这些溃兵登时便止不住的微微骚动,显然很多人已经开始害怕了,却明显不会有人认账,直接装起了哑巴。
李春来又看了赵率教一眼。
赵率教自心知肚明,继续冷笑道:“好啊,老子倒要看看,谁他娘的吃了熊心豹子胆,在这等紧要关头,还敢顶风作乱!不说是吧?!来人,去把那边的百姓都叫过来,老子要让他们一个个指认!”
溃兵人群登时更加骚动,一阵惊悚。
刚才说话的人也没了动静。
赵率教脸上的冷笑不由更甚,直接派亲兵去老百姓那边,要找人过来指认。
李春来看似淡漠的看着这一切,心中却是愈发了然。
赵率教这厮,能力还是可以的。
而这件事,怕远没有表面上那么简单,极大可能,有人在背后使坏了!
因为李春来并没有通知在这边的家奴们,这些老百姓此时也有些吃不准赵率教的身份,一时竟没人敢出来指认。

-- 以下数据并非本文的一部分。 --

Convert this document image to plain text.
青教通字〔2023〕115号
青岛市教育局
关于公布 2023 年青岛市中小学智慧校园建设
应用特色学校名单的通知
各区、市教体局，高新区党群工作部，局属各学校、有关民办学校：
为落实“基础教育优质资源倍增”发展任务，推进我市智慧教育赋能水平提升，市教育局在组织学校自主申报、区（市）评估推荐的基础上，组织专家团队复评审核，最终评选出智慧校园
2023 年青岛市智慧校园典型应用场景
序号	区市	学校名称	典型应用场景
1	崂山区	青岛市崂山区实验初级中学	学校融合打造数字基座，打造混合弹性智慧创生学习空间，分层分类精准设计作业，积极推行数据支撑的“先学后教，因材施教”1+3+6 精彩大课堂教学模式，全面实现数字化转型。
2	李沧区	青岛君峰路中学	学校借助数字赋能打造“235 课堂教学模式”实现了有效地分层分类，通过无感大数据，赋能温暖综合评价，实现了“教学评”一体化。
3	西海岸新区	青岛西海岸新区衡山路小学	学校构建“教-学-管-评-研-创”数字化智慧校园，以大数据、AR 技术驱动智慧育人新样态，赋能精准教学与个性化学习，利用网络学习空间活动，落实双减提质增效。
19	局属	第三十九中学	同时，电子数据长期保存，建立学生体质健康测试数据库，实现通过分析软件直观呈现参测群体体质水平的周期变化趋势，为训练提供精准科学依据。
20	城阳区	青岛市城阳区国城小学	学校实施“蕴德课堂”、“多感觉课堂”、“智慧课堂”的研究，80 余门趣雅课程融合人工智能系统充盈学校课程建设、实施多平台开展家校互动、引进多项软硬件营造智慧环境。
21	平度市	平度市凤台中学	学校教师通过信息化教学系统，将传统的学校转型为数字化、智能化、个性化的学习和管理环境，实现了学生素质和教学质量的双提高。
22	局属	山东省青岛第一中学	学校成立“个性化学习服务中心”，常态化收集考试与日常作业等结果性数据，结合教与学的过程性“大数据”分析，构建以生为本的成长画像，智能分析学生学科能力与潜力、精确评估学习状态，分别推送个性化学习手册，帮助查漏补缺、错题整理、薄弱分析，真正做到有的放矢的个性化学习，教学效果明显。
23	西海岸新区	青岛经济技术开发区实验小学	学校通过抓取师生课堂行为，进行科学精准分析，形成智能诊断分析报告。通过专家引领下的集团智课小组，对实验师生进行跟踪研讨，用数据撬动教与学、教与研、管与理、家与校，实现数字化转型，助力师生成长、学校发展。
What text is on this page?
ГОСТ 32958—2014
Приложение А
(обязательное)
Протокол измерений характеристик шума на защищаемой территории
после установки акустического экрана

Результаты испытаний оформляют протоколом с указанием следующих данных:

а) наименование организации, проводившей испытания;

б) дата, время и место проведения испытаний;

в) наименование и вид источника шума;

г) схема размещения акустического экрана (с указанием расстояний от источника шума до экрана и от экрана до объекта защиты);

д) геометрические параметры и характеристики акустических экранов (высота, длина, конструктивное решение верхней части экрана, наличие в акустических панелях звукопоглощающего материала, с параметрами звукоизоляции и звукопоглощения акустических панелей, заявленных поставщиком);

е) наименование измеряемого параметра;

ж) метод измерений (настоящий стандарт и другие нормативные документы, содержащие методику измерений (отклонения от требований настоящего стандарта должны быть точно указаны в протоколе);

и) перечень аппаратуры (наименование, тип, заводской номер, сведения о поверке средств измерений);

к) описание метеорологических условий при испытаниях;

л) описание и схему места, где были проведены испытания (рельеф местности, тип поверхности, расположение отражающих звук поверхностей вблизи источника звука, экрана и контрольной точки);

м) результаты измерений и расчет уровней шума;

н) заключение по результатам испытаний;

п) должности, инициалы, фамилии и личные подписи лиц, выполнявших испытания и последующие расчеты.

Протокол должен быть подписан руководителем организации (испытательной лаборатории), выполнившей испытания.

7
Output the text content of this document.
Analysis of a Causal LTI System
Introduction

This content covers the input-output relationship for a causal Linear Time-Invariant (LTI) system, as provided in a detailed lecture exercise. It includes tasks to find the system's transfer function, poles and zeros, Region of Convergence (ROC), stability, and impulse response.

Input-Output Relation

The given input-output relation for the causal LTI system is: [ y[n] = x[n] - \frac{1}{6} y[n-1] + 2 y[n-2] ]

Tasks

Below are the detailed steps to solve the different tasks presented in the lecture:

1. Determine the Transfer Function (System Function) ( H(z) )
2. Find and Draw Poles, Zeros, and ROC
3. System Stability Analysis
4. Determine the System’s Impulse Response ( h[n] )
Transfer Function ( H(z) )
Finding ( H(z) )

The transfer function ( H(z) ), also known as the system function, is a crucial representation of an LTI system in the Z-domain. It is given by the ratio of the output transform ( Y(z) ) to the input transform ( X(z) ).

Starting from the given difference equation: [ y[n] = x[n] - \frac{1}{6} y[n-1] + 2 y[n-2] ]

赵率教自是知道,李春来今天把他也叫过来,隐隐也有着考察他手段的意思。
当即便是翻身下马,亲自深入到这些老百姓中。不多时,便是有了成果,搞清楚了具体的来龙去脉,快速过来跟李春来汇报的同时,也已经是找到了愿意指认之人。
事情的起因并不复杂。
有溃兵看上了老百姓中的女人,想要搞一发。
按说,这种事情,在此时这时代的大背景下,再寻常不过了。
只是,多数人,在这等事情上还是有点谱的,终究要讲究个‘你情我愿’。
虽然很多时候,代价并不高,可能只是一个粗面馒头,甚至只是一块饼而已。
恶劣事件也并非是没有,但更多时候,是在小规模的小环境的发生的。
毕竟,像是这般状态,放羊一般,人呼啦啦一走,不论苦主还是凶手,根本很难找到人的。
但!
像是此时这般,两边规模都这么大,却还是有人敢顶风作案的,真的着实不多!
特别是,这些溃兵在侮辱了女人之后,竟然把她的男人杀了!
而且并非杀了一个,而是连男人的爹和叔叔都一起杀掉了。
而死的这三个男人,正是李春来麾下的家奴!
把事情恭敬对李春来汇报一遍,赵率教便直接开始带人准备指认了!
这让溃兵中一阵暴虐的骚动,甚至已经有人都开始有抽刀反抗的意思了。
李春来却依然不着急,只是冷冷的看着这一幕,恍如这一切,根本与他无关。
一直藏在李春来身后、被李春来命令不得着急露面的李元已经止不住的急了,虽还是不敢上前来,却忙是在李春来身后急急道:
“将爷,这么搞好像不大行啊,怕是要出事啊……这帮溃兵,似乎都是亡命啊……”
李春来忽然止不住冷笑:“出事便出事,又如何?”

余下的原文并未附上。